Après avoir étudié à Harvard pendant un an, il est retourné en Californie pour participer à la contre-culture et à l’effervescence intellectuelle de l’université de Berkeley, un centre de protestations étudiantes contre la guerre du Vietnam et du mouvement pour la liberté d’expression. Il y a contribué à fonder l’Union juive radicale et a publié le Jewish Radical, un journal étudiant juif dont les contributeurs, a-t-il écrit un jour, comprenaient « des gens de la soi-disant Nouvelle Gauche qui croient qu’on peut être de gauche et également pro-israélien ».

En été, il s’est porté volontaire dans un kibboutz en Israël et a rejoint les manifestants qui s’opposaient à l’occupation croissante de la Cisjordanie par Israël après la guerre des Six Jours.
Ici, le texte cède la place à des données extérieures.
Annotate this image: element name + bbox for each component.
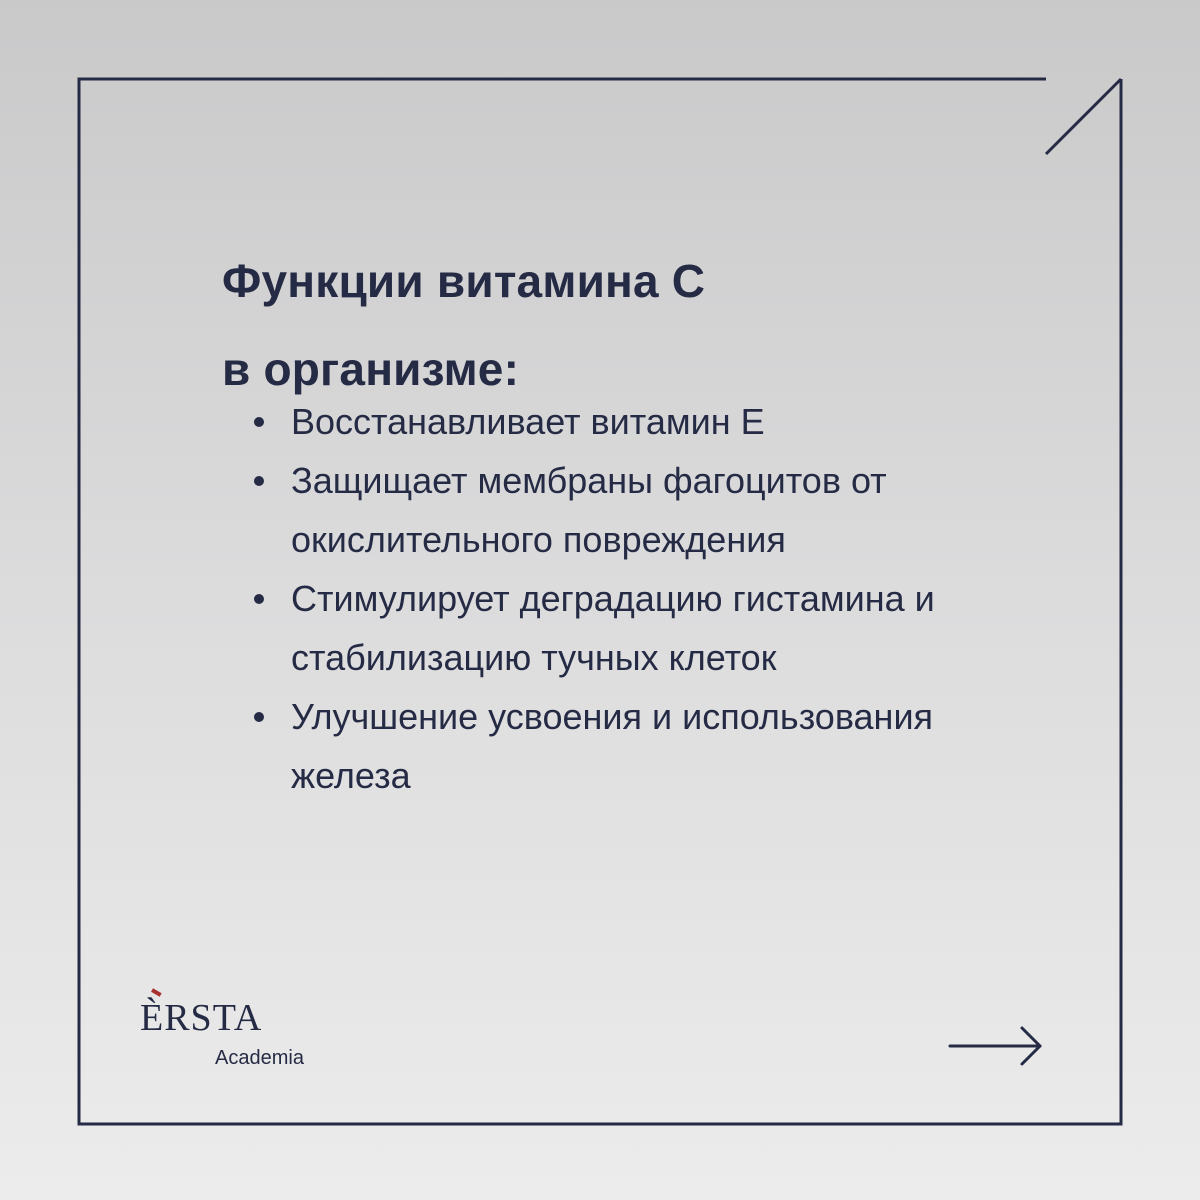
list-item — [254, 569, 1014, 687]
frame-corner-diagonal — [1046, 79, 1121, 154]
brand-subtitle: Academia — [215, 1047, 304, 1069]
title-line-2: в организме: — [222, 343, 520, 395]
right-arrow-icon[interactable] — [948, 1024, 1044, 1068]
list-item-text: Улучшение усвоения и использования железа — [291, 696, 934, 796]
bullet-dot-icon — [254, 712, 264, 722]
list-item-text: Защищает мембраны фагоцитов от окислительного повреждения — [291, 460, 887, 560]
brand-name: ÈRSTA — [140, 997, 263, 1039]
list-item-text: Восстанавливает витамин Е — [291, 401, 765, 442]
list-item — [254, 687, 1014, 805]
title-line-1: Функции витамина С — [222, 255, 706, 307]
list-item — [254, 392, 1014, 451]
brand-logo — [140, 990, 340, 1080]
bullet-dot-icon — [254, 417, 264, 427]
bullet-dot-icon — [254, 594, 264, 604]
functions-list — [254, 392, 1014, 805]
page-title — [222, 237, 1042, 413]
list-item — [254, 451, 1014, 569]
list-item-text: Стимулирует деградацию гистамина и стабилизацию тучных клеток — [291, 578, 935, 678]
bullet-dot-icon — [254, 476, 264, 486]
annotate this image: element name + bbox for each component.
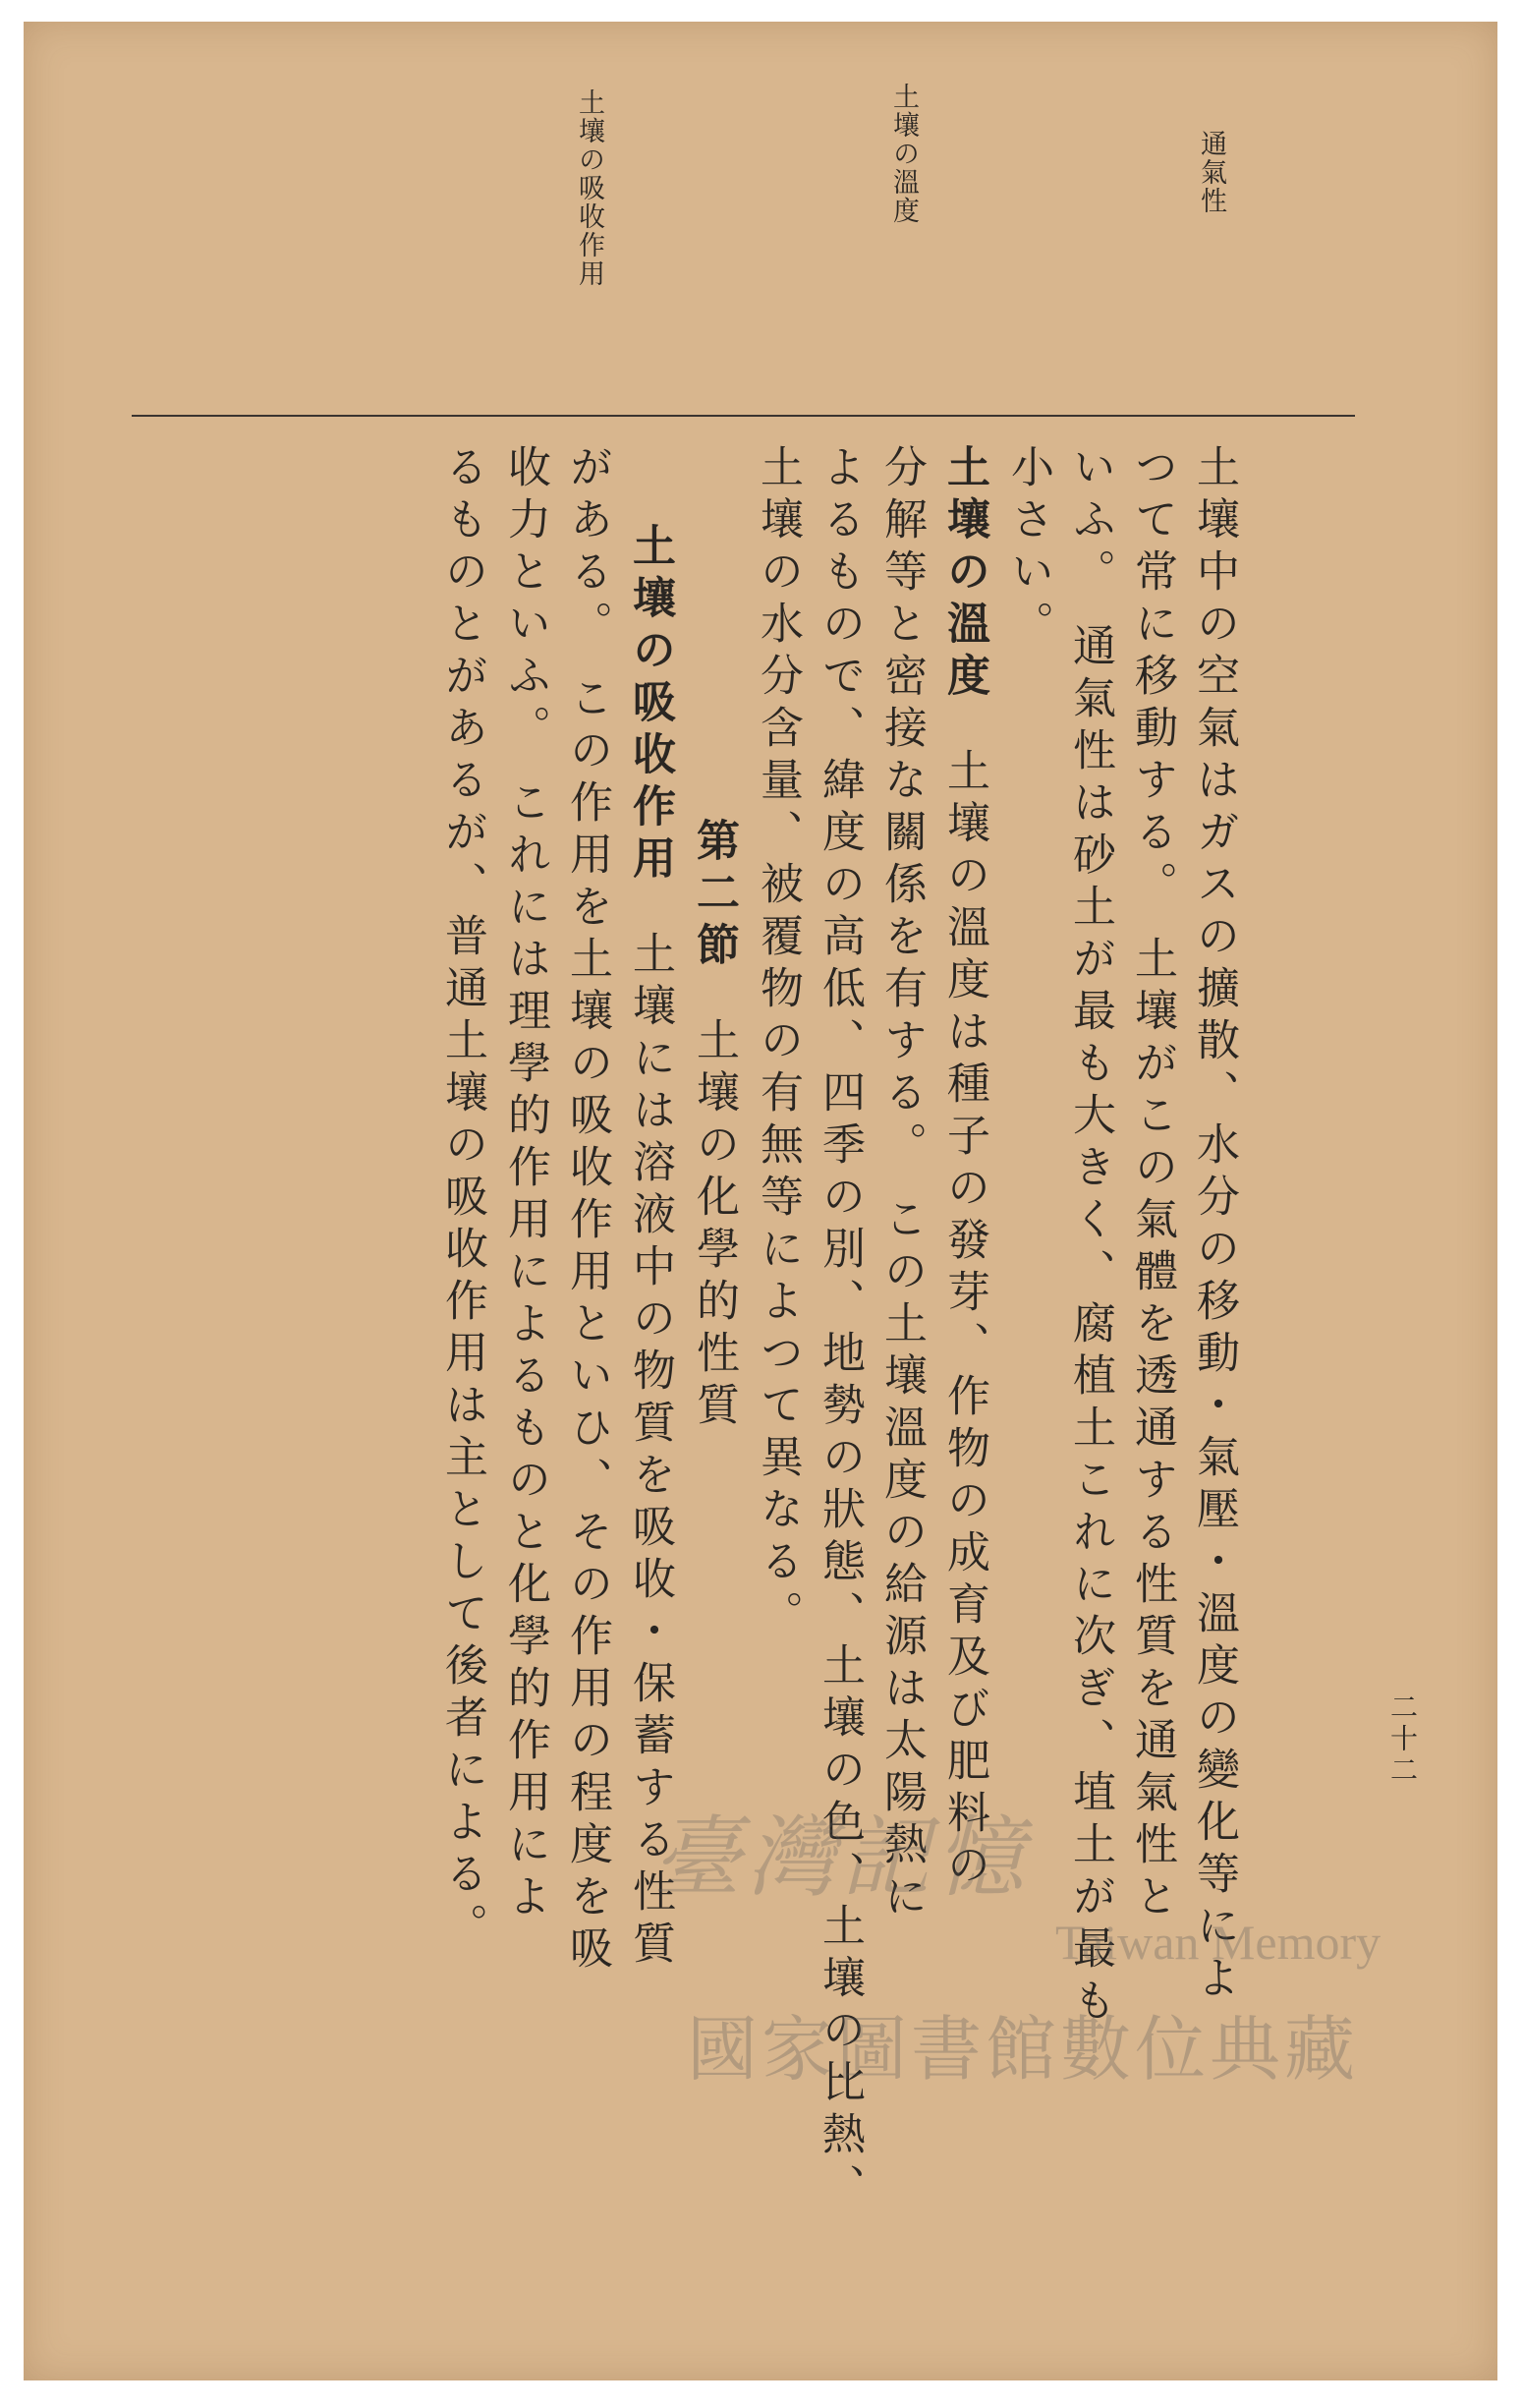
margin-note-ventilation: 通氣性 <box>1196 130 1226 215</box>
text-column-8: 土壤の水分含量、被覆物の有無等によつて異なる。 <box>753 444 803 1642</box>
watermark-subtitle: 國家圖書館數位典藏 <box>687 2008 1360 2091</box>
text-column-9 <box>689 818 738 1434</box>
section-title: 土壤の化學的性質 <box>689 1017 739 1434</box>
section-heading-soil-temperature: 土壤の溫度 <box>939 444 989 705</box>
text-column-2: つて常に移動する。 土壤がこの氣體を透通する性質を通氣性と <box>1127 444 1177 1925</box>
paragraph-soil-absorption: 土壤には溶液中の物質を吸收・保蓄する性質 <box>625 931 675 1973</box>
page-number: 二十二 <box>1386 1692 1419 1787</box>
text-column-11: がある。 この作用を土壤の吸收作用といひ、その作用の程度を吸 <box>562 444 612 1978</box>
text-column-6: 分解等と密接な關係を有する。 この土壤溫度の給源は太陽熱に <box>876 444 927 1925</box>
text-column-1: 土壤中の空氣はガスの擴散、水分の移動・氣壓・溫度の變化等によ <box>1189 444 1239 2007</box>
section-heading-soil-absorption: 土壤の吸收作用 <box>625 523 675 888</box>
scanned-page <box>24 22 1497 2380</box>
margin-note-soil-temperature: 土壤の溫度 <box>888 83 919 225</box>
header-rule <box>132 415 1355 417</box>
text-column-13: るものとがあるが、普通土壤の吸收作用は主として後者による。 <box>437 444 487 1955</box>
watermark-title: 臺灣記憶 <box>652 1806 1030 1910</box>
paragraph-soil-temperature: 土壤の溫度は種子の發芽、作物の成育及び肥料の <box>939 748 989 1894</box>
text-column-5 <box>939 444 988 1894</box>
text-column-7: よるもので、緯度の高低、四季の別、地勢の狀態、土壤の色、土壤の比熱、 <box>815 444 865 2215</box>
text-column-12: 收力といふ。 これには理學的作用によるものと化學的作用によ <box>500 444 550 1925</box>
text-column-4: 小さい。 <box>1003 444 1053 653</box>
text-column-10 <box>625 523 674 1973</box>
watermark-english: Taiwan Memory <box>1055 1915 1382 1970</box>
section-number: 第二節 <box>689 818 739 974</box>
margin-note-soil-absorption: 土壤の吸收作用 <box>574 88 604 288</box>
text-column-3: いふ。 通氣性は砂土が最も大きく、腐植土これに次ぎ、埴土が最も <box>1065 444 1115 2030</box>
Il a également rencontré sa future épouse, Rachel Korati, aujourd’hui assistante sociale clinique et auteure de livres pour adultes et enfants. Le couple a également collaboré : en 2021, ils ont coécrit « Aerograms Across the Ocean », un recueil de la correspondance qu’ils ont échangée pendant cette période, et ils ont également travaillé ensemble pour ressusciter une initiative d’apprentissage juive appréciée dans la région de la baie de San Francisco après sa fermeture.

La thèse de Biale sur Scholem à l’UCLA est devenue la première étude de l’historien et penseur sous forme de livre. Ravi de l’attention qu’il a reçue, Scholem, alors âgé de 80 ans, a déclaré à un journaliste de la télévision israélienne : « Vous voyez, en Californie, on écrit sur moi. »

Lors d’une conférence ce printemps au Centre d’études juives de la GTU, Biale, à qui on avait diagnostiqué un cancer, a partagé ses réflexions sur la mortalité.

« Être en vie, c’est être en communion constante avec les morts, avec ceux qui ont vécu mais ne sont plus », a déclaré Biale au public. « Je pleure pour ceux que je laisserai derrière moi, en particulier mes amis et ma famille, et pour toutes ces générations qui m’ont précédé et qui m’invitent à les rejoindre. La mort nous oblige à nous voir tels que nous sommes, de minuscules points dans un vaste univers, vivant des vies infinitésimales dans un temps astronomique. »

Biale laisse dans le deuil Rachel Biale, son fils Noam, sa fille Tali et plusieurs petits-enfants.